Y esa creencia fanática, es la que nos divide de la realidad. Una tiene que saber gestionar las creencias -igual como hacemos con las personas, que no nos gustan, nos molestan-.

 

* Hay que añadir, que es más difícil que un rico entre en el cielo, que un camello pase por el agujero de una aguja de coser.

 

* “¿Por qué J. Krishnamurti dice que es necesario que haya una inseguridad vital?”

Porque la seguridad no existe. Y si uno quiere estar seguro. Se divide de la realidad, generando conflicto. Es como si uno no quisiera morirse nunca. Y se dedica a investigar como no morir, no enfermar, ser muy prudente con el coche en la carretera.

 

* “Sólo escapa verdaderamente del laberinto quien decide regresar voluntariamente, para beneficiarios a aquellos que siguen atrapados”.

¿Pero eso es voluntario? ¿O está más allá de la voluntad, deseo?

 

* “¿Lo tuyo, es tuyo?”.

También se puede decir: ¿Lo nuestro, es nuestro? No. Porque sin la ayuda y colaboración de los demás, no podríamos hacer nada, ni comer, ni tener casa, ni ropa, ni vivir.

Si fuéramos afortunados y pudiéramos ver, comprender. Nos daríamos cuenta que todo está unido, interrelacionado. Una persona sola, perecería. Y antes, tal vez, enloquecería.

 

* El evolucionar psicológicamente, espiritualmente, no tiene fin. Porque, somos imperfectos. No podemos alcanzar la perfección.
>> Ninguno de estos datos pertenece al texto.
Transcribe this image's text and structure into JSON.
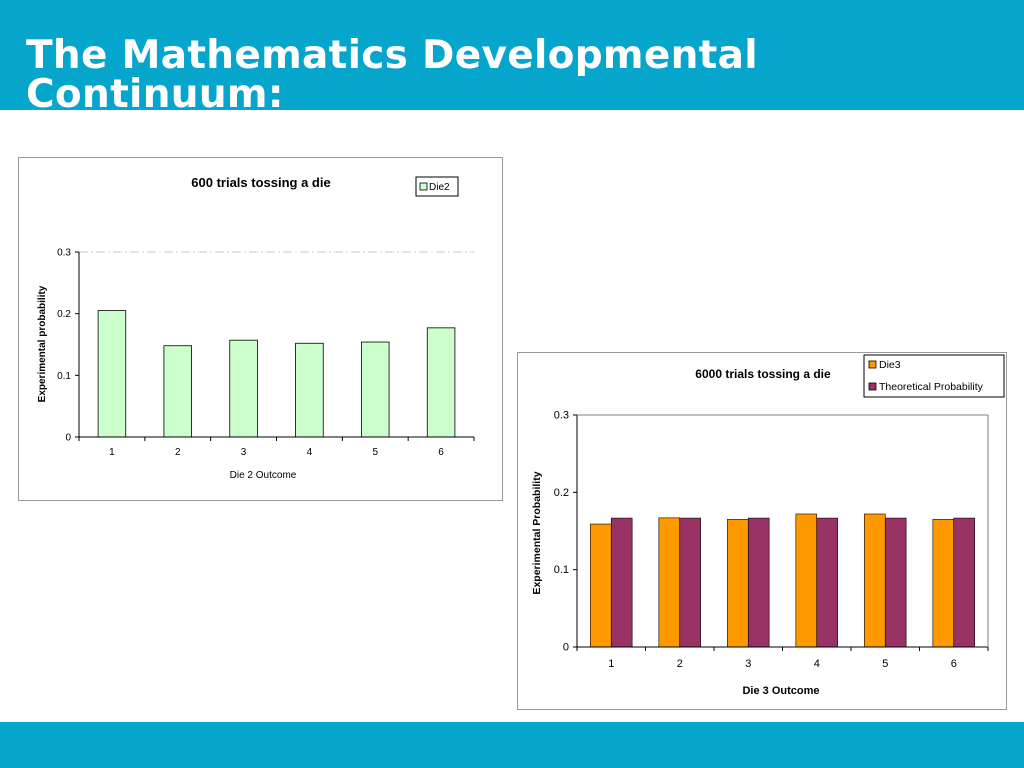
{
  "slide": {
    "title": "The Mathematics Developmental Continuum:",
    "band_color": "#06a5cc"
  },
  "chart_data": [
    {
      "type": "bar",
      "title": "600 trials tossing a die",
      "xlabel": "Die 2 Outcome",
      "ylabel": "Experimental probability",
      "categories": [
        "1",
        "2",
        "3",
        "4",
        "5",
        "6"
      ],
      "series": [
        {
          "name": "Die2",
          "values": [
            0.205,
            0.148,
            0.157,
            0.152,
            0.154,
            0.177
          ],
          "color": "#ccffcc"
        }
      ],
      "ylim": [
        0,
        0.3
      ],
      "yticks": [
        "0",
        "0.1",
        "0.2",
        "0.3"
      ],
      "legend": "top-right",
      "grid": false
    },
    {
      "type": "bar",
      "title": "6000 trials tossing a die",
      "xlabel": "Die 3 Outcome",
      "ylabel": "Experimental Probability",
      "categories": [
        "1",
        "2",
        "3",
        "4",
        "5",
        "6"
      ],
      "series": [
        {
          "name": "Die3",
          "values": [
            0.159,
            0.167,
            0.165,
            0.172,
            0.172,
            0.165
          ],
          "color": "#ff9900"
        },
        {
          "name": "Theoretical Probability",
          "values": [
            0.1667,
            0.1667,
            0.1667,
            0.1667,
            0.1667,
            0.1667
          ],
          "color": "#993366"
        }
      ],
      "ylim": [
        0,
        0.3
      ],
      "yticks": [
        "0",
        "0.1",
        "0.2",
        "0.3"
      ],
      "legend": "top-right",
      "grid": false
    }
  ]
}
Ya que, para vivir, hay que hacer algún daño a los demás. Ya sean a las personas, a los animales, a las plantas, a los árboles, los ríos, los mares, las montañas, el aire que necesitamos para respirar.

Si lo comprendemos, entonces tenemos la energía para descartar proyectar en el futuro, que lo que es la evolución. Y entonces, toda la energía está en el presente, en el ahora.

 

* El tiempo es deseo. Cuando en una relación se impone el tiempo. Es cuando la relación verdadera llega a su fin. Es preciso tener un horario, para que la confusión y el desorden no se apodere de todo.

La compasión y el amor, encontrará la manera de hacer el menor daño posible.